Cette question de la fermeture des frontières s’était déjà posée au début de l’année 2020, lorsque les premières contaminations au Covid-19 ont été recensées ailleurs qu’en Chine. À l’époque, Christophe Batejat, responsable adjoint à la Cellule d’intervention biologique d’urgence de l’Institut Pasteur, nous expliquait que “l’expérience a montré que le contrôle aux frontières dans les pays de destination n’est pas vraiment efficace. [...] Ce sont surtout des mesures pour rassurer la population”. D’autant plus à l’intérieur de l’Union Européenne, comme c’est actuellement le cas. “Ça va être assez compliqué d’éviter qu’un virus traverse une frontière, surtout interne à l’Europe. Le virus n’a pas besoin de passeport”, prédisait-il, très justement, à l’époque.

Les Britanniques à la pointe de la surveillance des génomes

Outre la présence de la mutation du virus en Europe continentale, un autre argument pousse les experts à penser que la fermeture des frontières risque de ne pas être utile dans ce cas : le gros travail d’analyse réalisé par les scientifiques britanniques. Comme nous l’expliquait Marc Gastellu-Etchegorry, médecin épidémiologiste et directeur adjoint d’Epicentre dans un précédent article, certaines mutations des virus peuvent modifier leurs caractéristiques. Mais d’autres sont “très légères”, au point de n’être visibles que “lorsqu’on étudie le matériel génétique du virus”.

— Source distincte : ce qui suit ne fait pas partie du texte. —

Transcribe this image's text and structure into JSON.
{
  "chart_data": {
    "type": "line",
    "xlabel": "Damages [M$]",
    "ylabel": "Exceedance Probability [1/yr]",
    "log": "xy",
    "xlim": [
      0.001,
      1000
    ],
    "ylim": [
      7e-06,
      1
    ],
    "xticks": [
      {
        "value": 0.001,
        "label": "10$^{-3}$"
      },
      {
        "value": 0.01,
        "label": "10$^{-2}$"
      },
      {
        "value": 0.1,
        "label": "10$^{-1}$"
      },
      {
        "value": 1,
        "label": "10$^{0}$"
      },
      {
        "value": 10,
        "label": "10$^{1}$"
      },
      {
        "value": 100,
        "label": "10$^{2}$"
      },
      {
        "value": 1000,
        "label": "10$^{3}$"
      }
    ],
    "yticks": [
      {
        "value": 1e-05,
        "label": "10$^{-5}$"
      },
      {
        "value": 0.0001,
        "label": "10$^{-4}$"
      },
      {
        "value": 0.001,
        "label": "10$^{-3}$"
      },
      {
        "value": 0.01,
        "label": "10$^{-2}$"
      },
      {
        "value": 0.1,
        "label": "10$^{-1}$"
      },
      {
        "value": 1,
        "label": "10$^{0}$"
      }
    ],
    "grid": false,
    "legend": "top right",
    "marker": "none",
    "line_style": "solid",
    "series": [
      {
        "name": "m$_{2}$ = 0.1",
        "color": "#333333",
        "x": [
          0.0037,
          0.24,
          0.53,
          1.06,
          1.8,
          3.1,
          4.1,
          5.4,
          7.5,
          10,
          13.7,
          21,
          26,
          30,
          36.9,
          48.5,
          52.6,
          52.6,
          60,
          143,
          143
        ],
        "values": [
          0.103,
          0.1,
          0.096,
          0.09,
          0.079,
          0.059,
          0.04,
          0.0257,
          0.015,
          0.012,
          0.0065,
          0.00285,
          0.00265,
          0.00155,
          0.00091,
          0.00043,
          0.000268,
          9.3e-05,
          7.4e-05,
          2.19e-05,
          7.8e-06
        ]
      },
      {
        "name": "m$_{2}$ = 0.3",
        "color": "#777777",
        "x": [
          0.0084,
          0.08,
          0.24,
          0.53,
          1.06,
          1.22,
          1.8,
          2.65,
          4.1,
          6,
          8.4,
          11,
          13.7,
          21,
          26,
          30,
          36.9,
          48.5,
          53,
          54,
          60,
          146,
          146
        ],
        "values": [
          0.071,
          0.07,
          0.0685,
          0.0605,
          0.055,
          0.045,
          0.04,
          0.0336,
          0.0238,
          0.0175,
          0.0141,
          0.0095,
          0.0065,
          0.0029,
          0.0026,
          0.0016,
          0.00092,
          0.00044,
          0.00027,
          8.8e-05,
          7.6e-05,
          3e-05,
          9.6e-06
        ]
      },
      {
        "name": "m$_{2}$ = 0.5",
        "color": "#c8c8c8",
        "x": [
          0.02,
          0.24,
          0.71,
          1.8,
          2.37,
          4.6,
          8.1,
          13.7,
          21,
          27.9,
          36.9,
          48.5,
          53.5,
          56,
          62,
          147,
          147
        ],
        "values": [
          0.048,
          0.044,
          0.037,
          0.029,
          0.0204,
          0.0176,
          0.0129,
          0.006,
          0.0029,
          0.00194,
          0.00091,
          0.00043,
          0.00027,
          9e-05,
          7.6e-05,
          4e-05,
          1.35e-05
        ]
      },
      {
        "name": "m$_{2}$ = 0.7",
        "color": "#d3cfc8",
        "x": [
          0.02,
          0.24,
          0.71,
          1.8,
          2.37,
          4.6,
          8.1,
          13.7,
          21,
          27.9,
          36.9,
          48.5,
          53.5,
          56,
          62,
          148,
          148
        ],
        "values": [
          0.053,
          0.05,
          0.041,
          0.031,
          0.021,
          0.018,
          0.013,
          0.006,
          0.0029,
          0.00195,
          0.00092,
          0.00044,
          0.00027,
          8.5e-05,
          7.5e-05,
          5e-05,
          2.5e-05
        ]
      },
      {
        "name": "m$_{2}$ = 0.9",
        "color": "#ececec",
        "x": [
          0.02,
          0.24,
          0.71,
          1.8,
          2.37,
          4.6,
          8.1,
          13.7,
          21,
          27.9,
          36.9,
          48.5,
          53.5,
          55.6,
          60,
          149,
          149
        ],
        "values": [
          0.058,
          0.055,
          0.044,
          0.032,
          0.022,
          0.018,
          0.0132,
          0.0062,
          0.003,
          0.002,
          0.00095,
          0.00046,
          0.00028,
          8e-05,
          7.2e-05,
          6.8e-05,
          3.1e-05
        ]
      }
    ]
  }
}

Or, les scientifiques britanniques sont à la pointe de la surveillance des génomes. Comme le rapporte le New York Times, la Grande Bretagne a séquencé près de 150 000 génomes de coronavirus, ce qui représente la moitié des données du monde entier ! Les seuls généticiens du Pays de Galles - qui compte trois millions d’habitants, loin des 67 millions de l’Hexagone - ont séquencé plus de génomes du coronavirus en une semaine que les Français depuis le début de l’épidémie, à en croire Thomas Connor, professeur spécialisé dans les mutations pathogènes à l’université de Cardiff.

Des mutations remarquées très tôt

De quoi permettre aux scientifiques de Grande-Bretagne de découvrir des variantes du coronavirus là où, ailleurs, elles seraient passées inaperçues, précise le New York Times. “Si vous devez trouver quelque chose, vous le trouverez probablement ici en premier. [Et si la mutation] a lieu dans un endroit où il n’y a pas de séquençage, vous ne la trouverez pas du tout”, a commenté Sharon Peacock, directrice du consortium du Royaume-Uni sur les génomes du Covid-19.

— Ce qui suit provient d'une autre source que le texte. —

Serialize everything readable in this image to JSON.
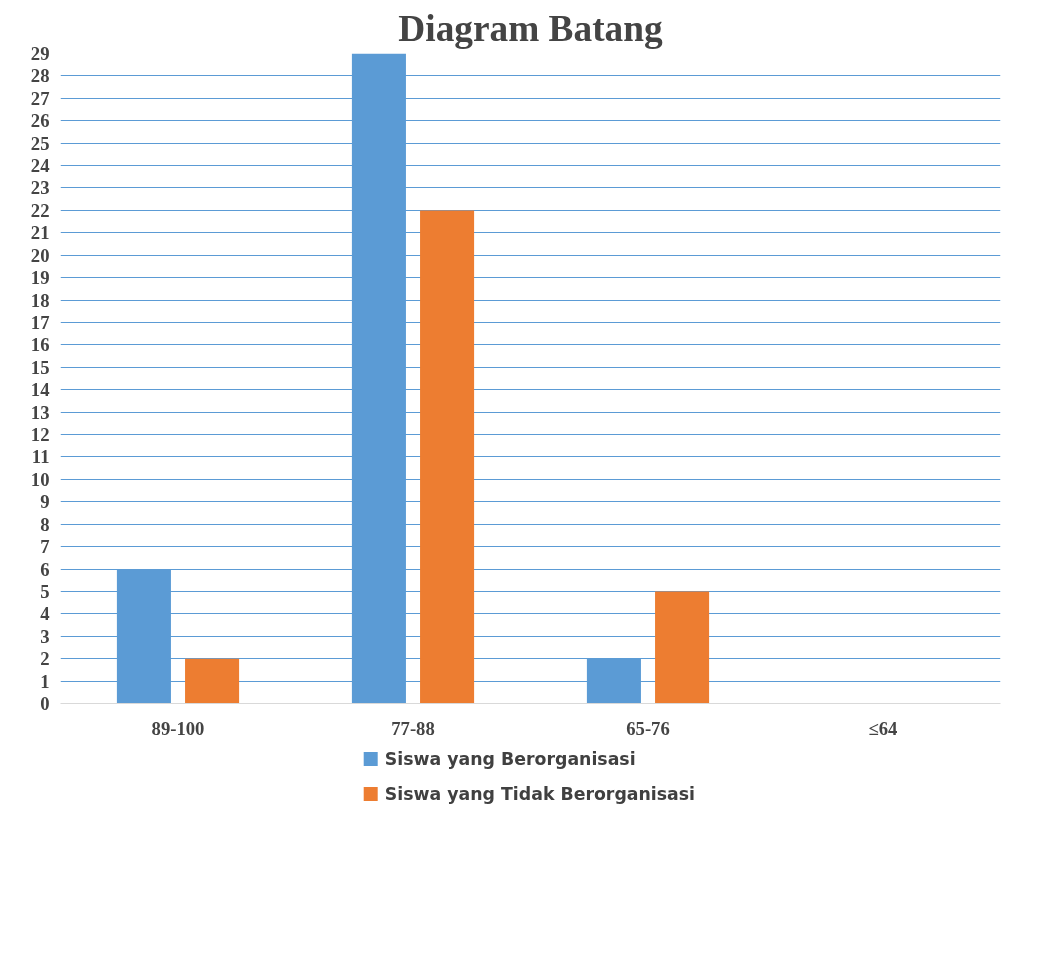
{
  "chart_data": {
    "type": "bar",
    "title": "Diagram Batang",
    "categories": [
      "89-100",
      "77-88",
      "65-76",
      "≤64"
    ],
    "series": [
      {
        "name": "Siswa yang Berorganisasi",
        "color": "#5b9bd5",
        "values": [
          6,
          29,
          2,
          0
        ]
      },
      {
        "name": "Siswa yang  Tidak Berorganisasi",
        "color": "#ed7d31",
        "values": [
          2,
          22,
          5,
          0
        ]
      }
    ],
    "ylim": [
      0,
      29
    ],
    "yticks": [
      0,
      1,
      2,
      3,
      4,
      5,
      6,
      7,
      8,
      9,
      10,
      11,
      12,
      13,
      14,
      15,
      16,
      17,
      18,
      19,
      20,
      21,
      22,
      23,
      24,
      25,
      26,
      27,
      28,
      29
    ],
    "grid": "y",
    "legend": "bottom"
  }
}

“Comme beaucoup de pays, nous ne pistons pas autant de souches que les Anglais, qui font un énorme boulot à ce niveau-là. L’Angleterre réalise 10 à 20 fois plus de typages de souches de virus que la Belgique”, a reconnu, sur ce sujet, le porte-parole interfédéral de la lutte contre le coronavirus en Belgique, Yves Van Laethem, selon Sud Ouest.

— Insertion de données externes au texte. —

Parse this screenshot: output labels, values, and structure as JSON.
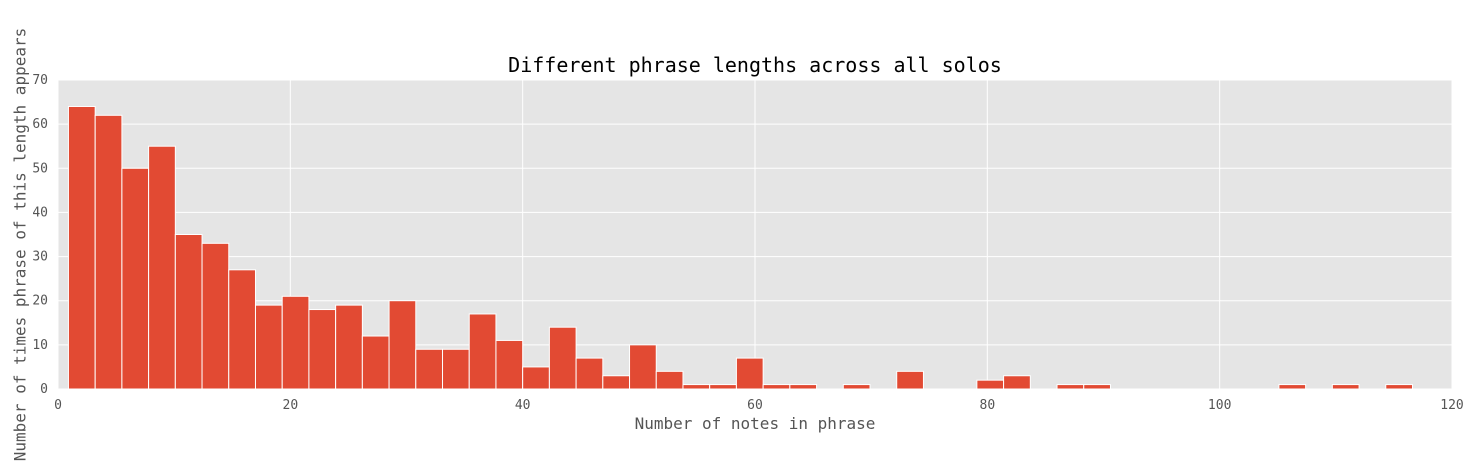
{
  "chart_data": {
    "type": "bar",
    "title": "Different phrase lengths across all solos",
    "xlabel": "Number of notes in phrase",
    "ylabel": "Number of times phrase of this length appears",
    "xlim": [
      0,
      120
    ],
    "ylim": [
      0,
      70
    ],
    "xticks": [
      "0",
      "20",
      "40",
      "60",
      "80",
      "100",
      "120"
    ],
    "yticks": [
      "0",
      "10",
      "20",
      "30",
      "40",
      "50",
      "60",
      "70"
    ],
    "grid": true,
    "bin_width": 2.3,
    "bins": [
      {
        "start": 0.9,
        "count": 64
      },
      {
        "start": 3.2,
        "count": 62
      },
      {
        "start": 5.5,
        "count": 50
      },
      {
        "start": 7.8,
        "count": 55
      },
      {
        "start": 10.1,
        "count": 35
      },
      {
        "start": 12.4,
        "count": 33
      },
      {
        "start": 14.7,
        "count": 27
      },
      {
        "start": 17.0,
        "count": 19
      },
      {
        "start": 19.3,
        "count": 21
      },
      {
        "start": 21.6,
        "count": 18
      },
      {
        "start": 23.9,
        "count": 19
      },
      {
        "start": 26.2,
        "count": 12
      },
      {
        "start": 28.5,
        "count": 20
      },
      {
        "start": 30.8,
        "count": 9
      },
      {
        "start": 33.1,
        "count": 9
      },
      {
        "start": 35.4,
        "count": 17
      },
      {
        "start": 37.7,
        "count": 11
      },
      {
        "start": 40.0,
        "count": 5
      },
      {
        "start": 42.3,
        "count": 14
      },
      {
        "start": 44.6,
        "count": 7
      },
      {
        "start": 46.9,
        "count": 3
      },
      {
        "start": 49.2,
        "count": 10
      },
      {
        "start": 51.5,
        "count": 4
      },
      {
        "start": 53.8,
        "count": 1
      },
      {
        "start": 56.1,
        "count": 1
      },
      {
        "start": 58.4,
        "count": 7
      },
      {
        "start": 60.7,
        "count": 1
      },
      {
        "start": 63.0,
        "count": 1
      },
      {
        "start": 67.6,
        "count": 1
      },
      {
        "start": 72.2,
        "count": 4
      },
      {
        "start": 79.1,
        "count": 2
      },
      {
        "start": 81.4,
        "count": 3
      },
      {
        "start": 86.0,
        "count": 1
      },
      {
        "start": 88.3,
        "count": 1
      },
      {
        "start": 105.1,
        "count": 1
      },
      {
        "start": 109.7,
        "count": 1
      },
      {
        "start": 114.3,
        "count": 1
      }
    ],
    "colors": {
      "bar": "#E24A33",
      "plot_background": "#E5E5E5",
      "grid": "#FFFFFF"
    }
  }
}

Ce qui pourrait, entre autres, expliquer pourquoi la nouvelle variante du coronavirus a été identifiée en premier en Angleterre. Par ailleurs, une autre mutation, relativement similaire, a été repérée en Afrique du Sud dès le début du mois d’octobre, rapporte Le Monde. Certains des pays qui se sont coupés de l’Angleterre ont d’ailleurs décidé d’appliquer la même stratégie. Reste à voir si cette stratégie de fermeture des frontières s’avère payante.